Chuck Mooty of Fairview Health Services slid his card across the table at a recent meeting, revealing the title printed below his name.
Interim CEO.
Usually either CEO tenures are so short-term they don't bother with cards or they have the title until further notice and their card says so. But Mooty has been in the job a year, and he'll willingly step aside as soon as a new CEO is named in a month or so.
Mooty's card reads the way it does because he wanted it to, and it's that way on his Fairview ID badge, too. He doesn't own the job.
His story is that he is a steward of a community asset. It's a good story — and there's also enough of a record here, in areas such as the new structure to Fairview's relationship with the University of Minnesota, to say he's done far more than keep a chair warm.
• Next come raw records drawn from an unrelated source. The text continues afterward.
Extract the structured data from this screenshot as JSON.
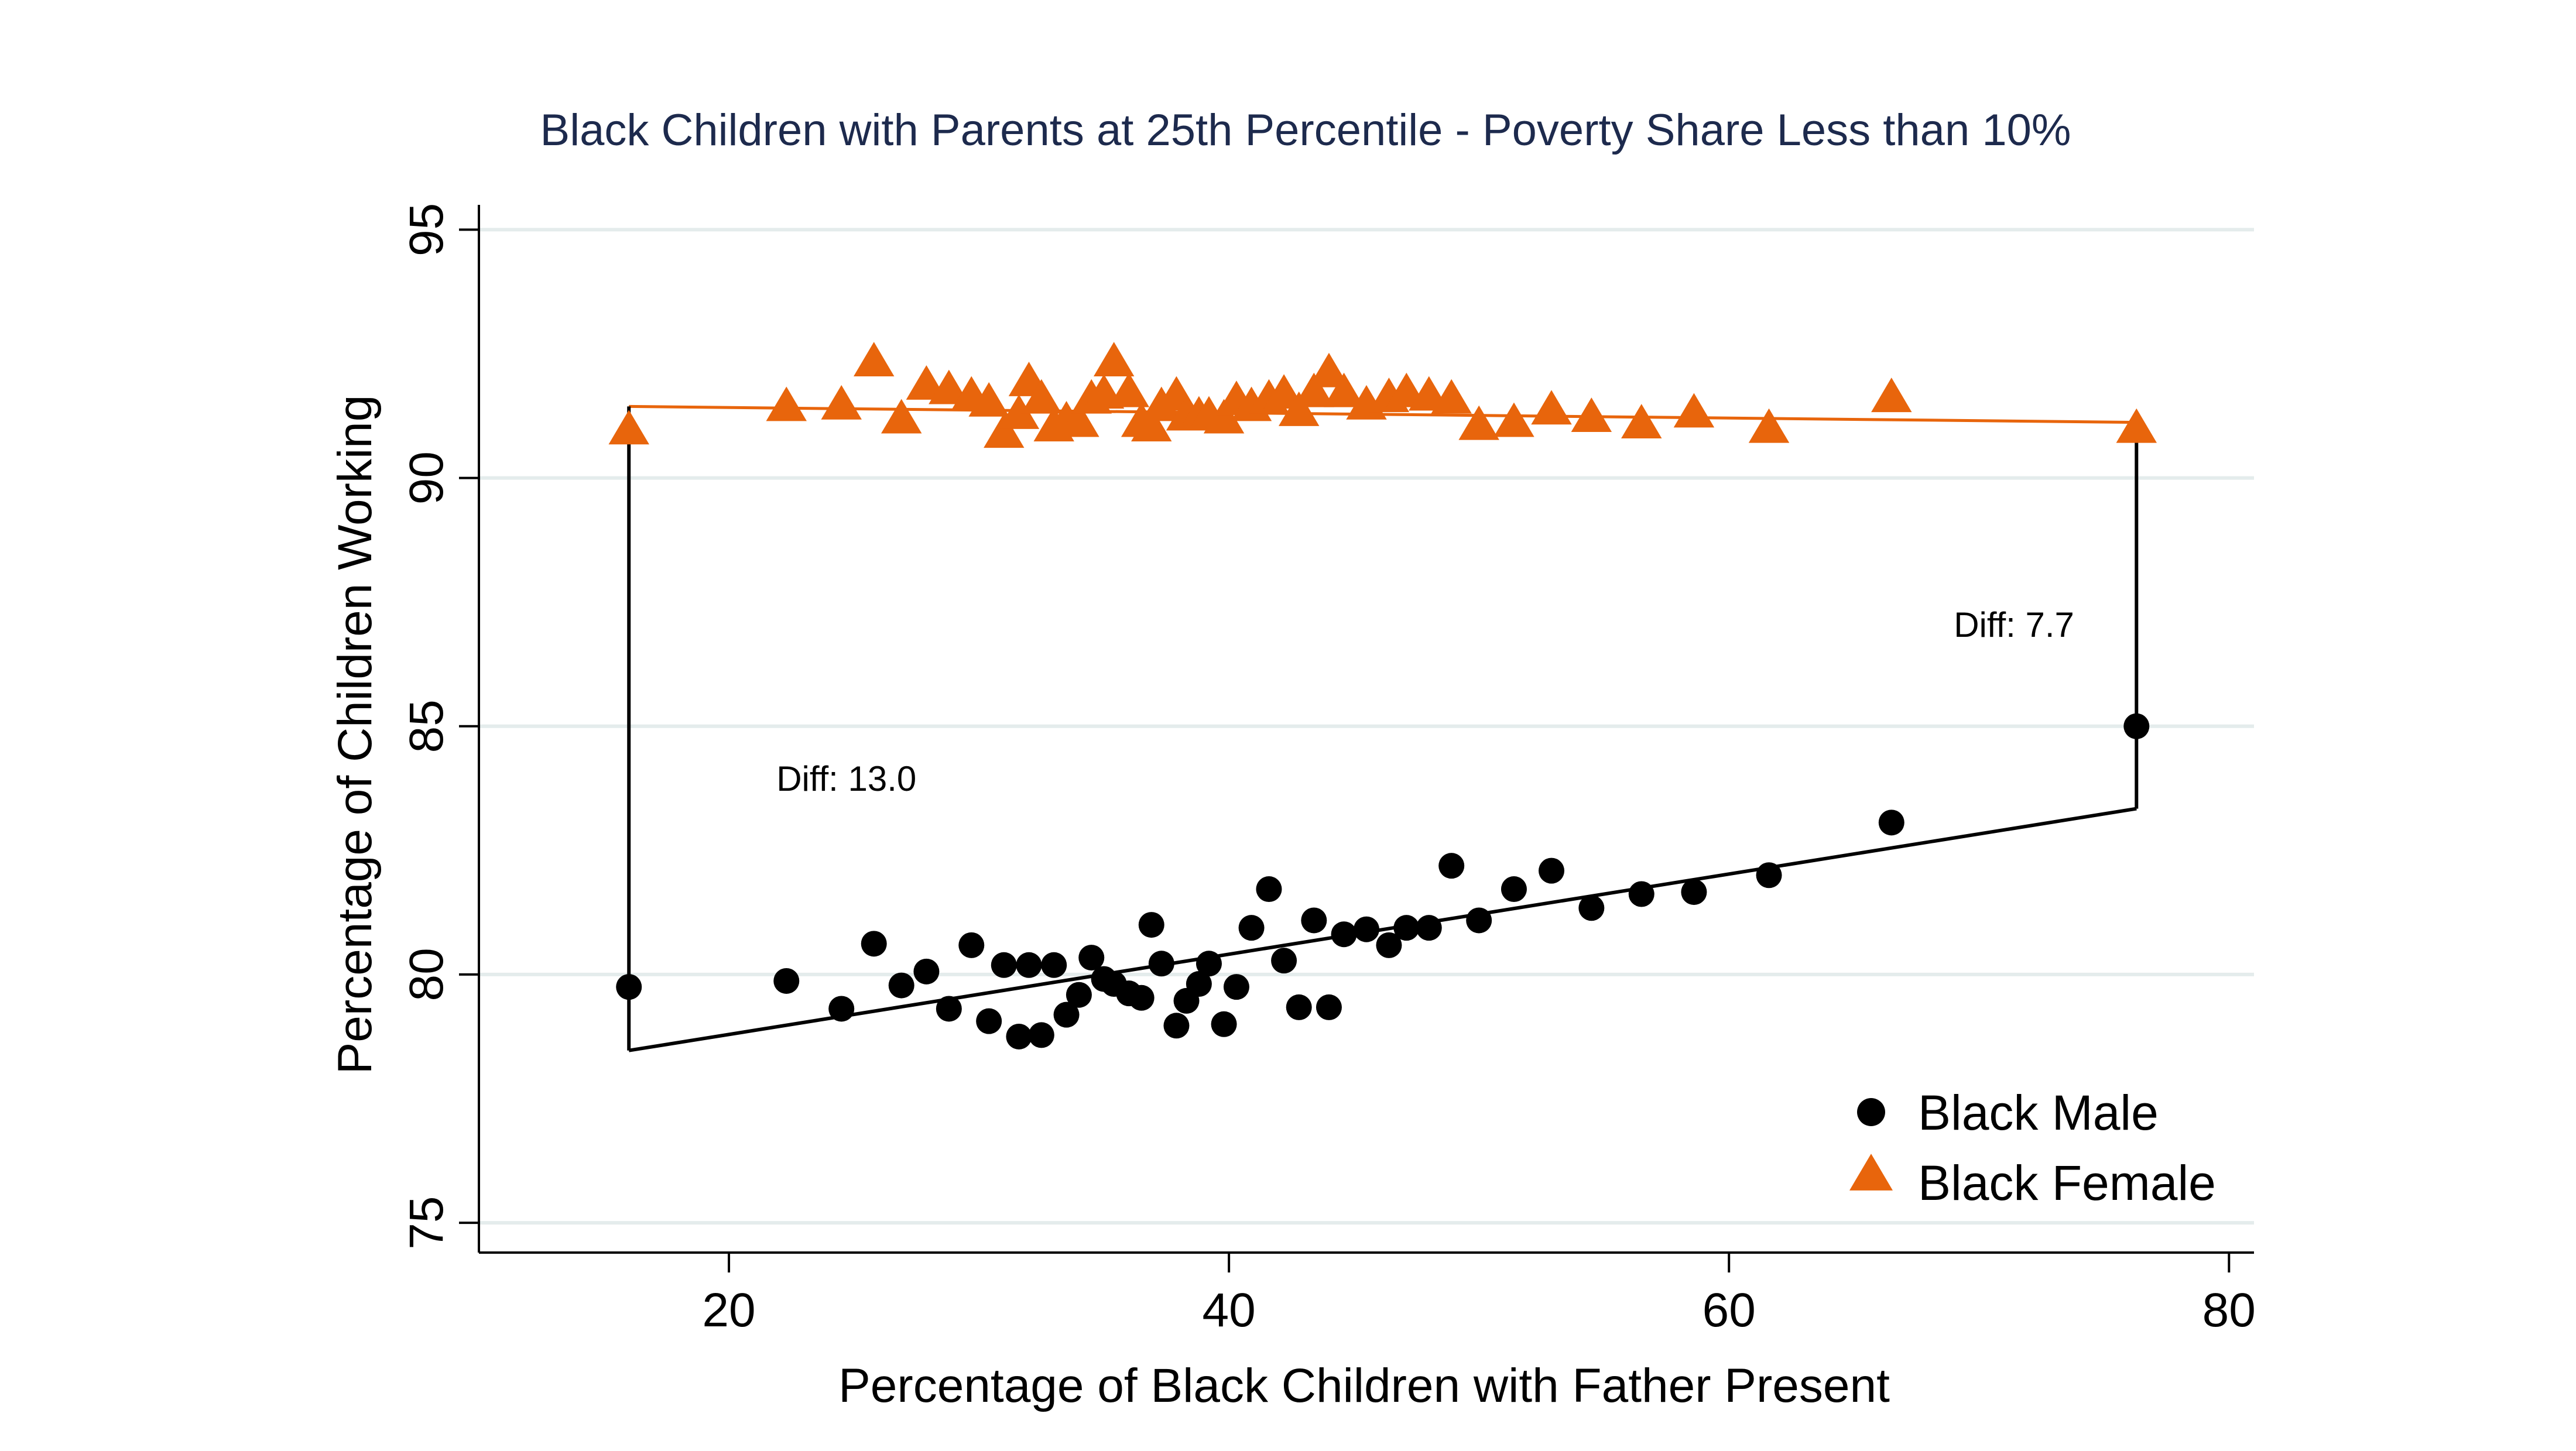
{
  "chart_data": {
    "type": "scatter",
    "title": "Black Children with Parents at 25th Percentile - Poverty Share Less than 10%",
    "xlabel": "Percentage of Black Children with Father Present",
    "ylabel": "Percentage of Children Working",
    "xlim": [
      10,
      81
    ],
    "ylim": [
      74.4,
      95.5
    ],
    "xticks": [
      20,
      40,
      60,
      80
    ],
    "yticks": [
      75,
      80,
      85,
      90,
      95
    ],
    "xtick_labels": [
      "20",
      "40",
      "60",
      "80"
    ],
    "ytick_labels": [
      "75",
      "80",
      "85",
      "90",
      "95"
    ],
    "grid": "horizontal",
    "legend_position": "bottom-right",
    "colors": {
      "male": "#000000",
      "female": "#e8650c",
      "grid": "#e4ecec",
      "title": "#1d2a4d"
    },
    "series": [
      {
        "name": "Black Male",
        "marker": "circle",
        "points": [
          [
            16.0,
            79.75
          ],
          [
            22.3,
            79.87
          ],
          [
            24.5,
            79.31
          ],
          [
            25.8,
            80.62
          ],
          [
            26.9,
            79.78
          ],
          [
            27.9,
            80.06
          ],
          [
            28.8,
            79.31
          ],
          [
            29.7,
            80.59
          ],
          [
            30.4,
            79.06
          ],
          [
            31.0,
            80.19
          ],
          [
            31.6,
            78.75
          ],
          [
            32.0,
            80.19
          ],
          [
            32.5,
            78.78
          ],
          [
            33.0,
            80.19
          ],
          [
            33.5,
            79.19
          ],
          [
            34.0,
            79.59
          ],
          [
            34.5,
            80.34
          ],
          [
            35.0,
            79.91
          ],
          [
            35.4,
            79.81
          ],
          [
            36.0,
            79.62
          ],
          [
            36.5,
            79.53
          ],
          [
            36.9,
            81.0
          ],
          [
            37.3,
            80.22
          ],
          [
            37.9,
            78.97
          ],
          [
            38.3,
            79.47
          ],
          [
            38.8,
            79.81
          ],
          [
            39.2,
            80.22
          ],
          [
            39.8,
            79.0
          ],
          [
            40.3,
            79.75
          ],
          [
            40.9,
            80.94
          ],
          [
            41.6,
            81.72
          ],
          [
            42.2,
            80.28
          ],
          [
            42.8,
            79.34
          ],
          [
            43.4,
            81.09
          ],
          [
            44.0,
            79.34
          ],
          [
            44.6,
            80.81
          ],
          [
            45.5,
            80.91
          ],
          [
            46.4,
            80.59
          ],
          [
            47.1,
            80.94
          ],
          [
            48.0,
            80.94
          ],
          [
            48.9,
            82.19
          ],
          [
            50.0,
            81.09
          ],
          [
            51.4,
            81.72
          ],
          [
            52.9,
            82.09
          ],
          [
            54.5,
            81.34
          ],
          [
            56.5,
            81.62
          ],
          [
            58.6,
            81.66
          ],
          [
            61.6,
            82.0
          ],
          [
            66.5,
            83.06
          ],
          [
            76.3,
            85.0
          ]
        ],
        "fit_line": [
          [
            16.0,
            78.47
          ],
          [
            76.3,
            83.34
          ]
        ]
      },
      {
        "name": "Black Female",
        "marker": "triangle",
        "points": [
          [
            16.0,
            90.94
          ],
          [
            22.3,
            91.41
          ],
          [
            24.5,
            91.44
          ],
          [
            25.8,
            92.31
          ],
          [
            26.9,
            91.16
          ],
          [
            27.9,
            91.84
          ],
          [
            28.8,
            91.75
          ],
          [
            29.7,
            91.62
          ],
          [
            30.4,
            91.5
          ],
          [
            31.0,
            90.87
          ],
          [
            31.6,
            91.25
          ],
          [
            32.0,
            91.91
          ],
          [
            32.5,
            91.56
          ],
          [
            33.0,
            91.0
          ],
          [
            33.5,
            91.12
          ],
          [
            34.0,
            91.09
          ],
          [
            34.5,
            91.56
          ],
          [
            35.0,
            91.66
          ],
          [
            35.4,
            92.31
          ],
          [
            36.0,
            91.69
          ],
          [
            36.5,
            91.09
          ],
          [
            36.9,
            91.0
          ],
          [
            37.3,
            91.41
          ],
          [
            37.9,
            91.62
          ],
          [
            38.3,
            91.22
          ],
          [
            38.8,
            91.22
          ],
          [
            39.2,
            91.22
          ],
          [
            39.8,
            91.16
          ],
          [
            40.3,
            91.53
          ],
          [
            40.9,
            91.41
          ],
          [
            41.6,
            91.56
          ],
          [
            42.2,
            91.66
          ],
          [
            42.8,
            91.31
          ],
          [
            43.4,
            91.69
          ],
          [
            44.0,
            92.09
          ],
          [
            44.6,
            91.69
          ],
          [
            45.5,
            91.44
          ],
          [
            46.4,
            91.59
          ],
          [
            47.1,
            91.69
          ],
          [
            48.0,
            91.62
          ],
          [
            48.9,
            91.56
          ],
          [
            50.0,
            91.03
          ],
          [
            51.4,
            91.09
          ],
          [
            52.9,
            91.34
          ],
          [
            54.5,
            91.19
          ],
          [
            56.5,
            91.06
          ],
          [
            58.6,
            91.28
          ],
          [
            61.6,
            90.97
          ],
          [
            66.5,
            91.59
          ],
          [
            76.3,
            90.97
          ]
        ],
        "fit_line": [
          [
            16.0,
            91.44
          ],
          [
            76.3,
            91.12
          ]
        ]
      }
    ],
    "connector_lines": [
      {
        "x": 16.0,
        "y_from": 78.47,
        "y_to": 91.44
      },
      {
        "x": 76.3,
        "y_from": 83.34,
        "y_to": 91.12
      }
    ],
    "annotations": [
      {
        "text": "Diff: 13.0",
        "x": 24.7,
        "y": 83.7
      },
      {
        "text": "Diff: 7.7",
        "x": 71.4,
        "y": 86.8
      }
    ]
  }
}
As is the case with most interim leadership jobs, Mooty stepped in after a crisis, starting after Fairview's relationship with the Chicago consulting firm called Accretive Health burst into the news. In the spring of 2012, a scathing report from state Attorney General Lori Swanson described patients as being badgered for money while waiting for care in Fairview emergency rooms and being referred to as "lowlifes" and "deadbeats" by Accretive staffers.
The crisis was far deeper than bad publicity, because it became clear that the aggressive collection tactics had upset many long-term Fairview employees.
A month after Swanson's report came the announcement that CEO Mark Eustis would be retiring.